Inscription de l'IVG dans la Constitution : le texte arrive ce mardi à l'Assemblée

par Y.R. avec AFP
Publié le 16 janvier 2024 à 8h23, mis à jour le 4 mars 2024 à 13h33

Source : JT 20h Semaine

Le projet de loi, visant à inscrire l'interruption volontaire de grossesse (IVG) dans la Constitution, débarque en commission à l'Assemblée nationale, mardi 16 janvier.
Présenté en Conseil des ministres en décembre dernier, le texte arrivera dans l'hémicycle le 24 janvier, où il devra passer sans difficulté cette étape parlementaire.

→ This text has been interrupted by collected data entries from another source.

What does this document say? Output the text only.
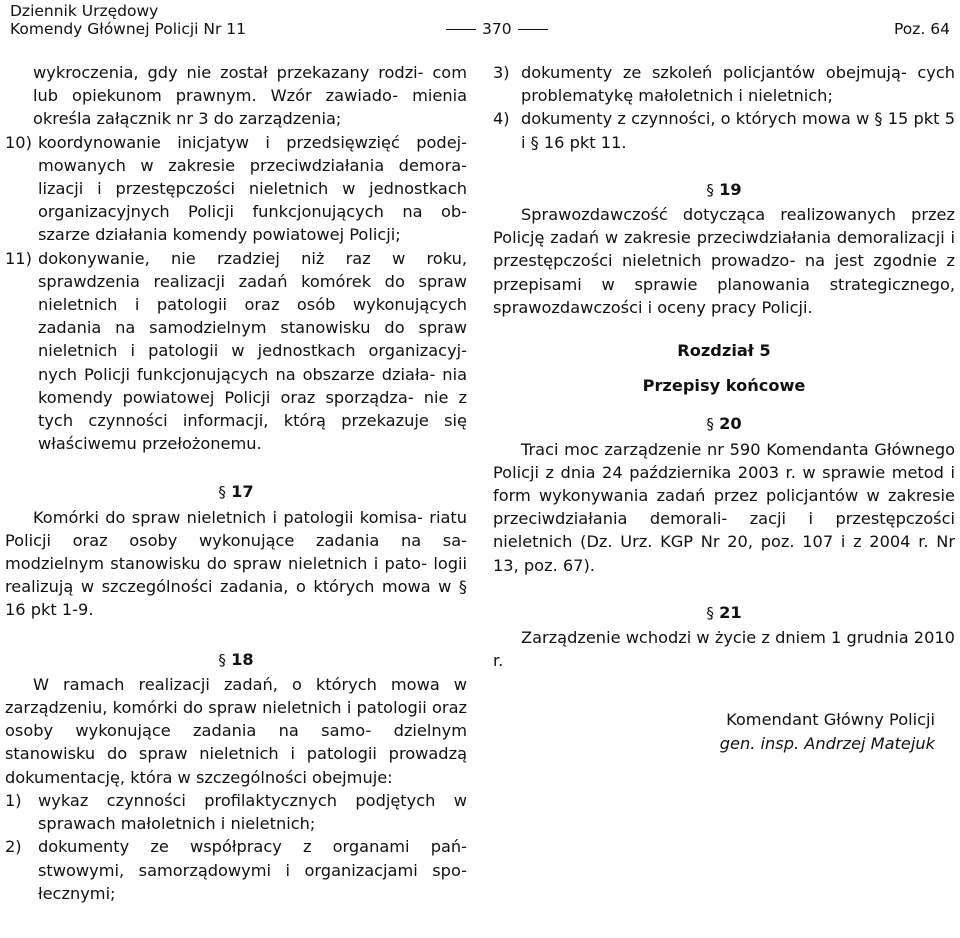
Dziennik Urzędowy
Komendy Głównej Policji Nr 11	370	Poz. 64
wykroczenia, gdy nie został przekazany rodzi- com lub opiekunom prawnym. Wzór zawiado- mienia określa załącznik nr 3 do zarządzenia;
10) koordynowanie inicjatyw i przedsięwzięć podej- mowanych w zakresie przeciwdziałania demora- lizacji i przestępczości nieletnich w jednostkach organizacyjnych Policji funkcjonujących na ob- szarze działania komendy powiatowej Policji;
11) dokonywanie, nie rzadziej niż raz w roku, sprawdzenia realizacji zadań komórek do spraw nieletnich i patologii oraz osób wykonujących zadania na samodzielnym stanowisku do spraw nieletnich i patologii w jednostkach organizacyj- nych Policji funkcjonujących na obszarze działa- nia komendy powiatowej Policji oraz sporządza- nie z tych czynności informacji, którą przekazuje się właściwemu przełożonemu.
§ 17
Komórki do spraw nieletnich i patologii komisa- riatu Policji oraz osoby wykonujące zadania na sa- modzielnym stanowisku do spraw nieletnich i pato- logii realizują w szczególności zadania, o których mowa w § 16 pkt 1-9.
§ 18
W ramach realizacji zadań, o których mowa w zarządzeniu, komórki do spraw nieletnich i patologii oraz osoby wykonujące zadania na samo- dzielnym stanowisku do spraw nieletnich i patologii prowadzą dokumentację, która w szczególności obejmuje:
1)	wykaz czynności profilaktycznych podjętych w sprawach małoletnich i nieletnich;
2)	dokumenty ze współpracy z organami pań- stwowymi, samorządowymi i organizacjami spo- łecznymi;
3) dokumenty ze szkoleń policjantów obejmują- cych problematykę małoletnich i nieletnich;
4) dokumenty z czynności, o których mowa w § 15 pkt 5 i § 16 pkt 11.
§ 19
Sprawozdawczość dotycząca realizowanych przez Policję zadań w zakresie przeciwdziałania demoralizacji i przestępczości nieletnich prowadzo- na jest zgodnie z przepisami w sprawie planowania strategicznego, sprawozdawczości i oceny pracy Policji.
Rozdział 5
Przepisy końcowe
§ 20
Traci moc zarządzenie nr 590 Komendanta Głównego Policji z dnia 24 października 2003 r. w sprawie metod i form wykonywania zadań przez policjantów w zakresie przeciwdziałania demorali- zacji i przestępczości nieletnich (Dz. Urz. KGP Nr 20, poz. 107 i z 2004 r. Nr 13, poz. 67).
§ 21
Zarządzenie wchodzi w życie z dniem 1 grudnia 2010 r.
Komendant Główny Policji
gen. insp. Andrzej Matejuk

La liberté d'avorter bientôt protégée. Le projet de loi constitutionnelle prévoyant d'inscrire l'IVG dans la Constitution, engagement d'Emmanuel Macron, arrive, mardi 16 janvier, en commission à l'Assemblée nationale. Le ministre de la Justice, Éric Dupond-Moretti, sera auditionné à 16h30 devant la commission des lois, avant une discussion générale le même jour et un examen par la même commission mercredi. Le texte prévoit d'insérer à l'article 34 que "la loi détermine les conditions dans lesquelles s'exerce la liberté garantie à la femme d'avoir recours à une interruption volontaire de grossesse".

La formulation retenue, "liberté garantie", est aux yeux de l'exécutif, un équilibre entre la notion de "droit à l'IVG" et celle de "liberté". Les associations féministes y voient un compromis pour permettre d'inscrire l'IVG dans la Constitution. Une proposition de loi constitutionnelle de La France insoumise visant à introduire "l'effectivité et l'égal accès au droit à l'IVG" avait recueilli, en novembre 2022, une majorité très large à l'Assemblée. Mais le texte avait été adopté, en février 2023, à une courte majorité au Sénat, où la formule "la liberté de la femme de mettre fin à sa grossesse" s'était substituée à la notion de "droit".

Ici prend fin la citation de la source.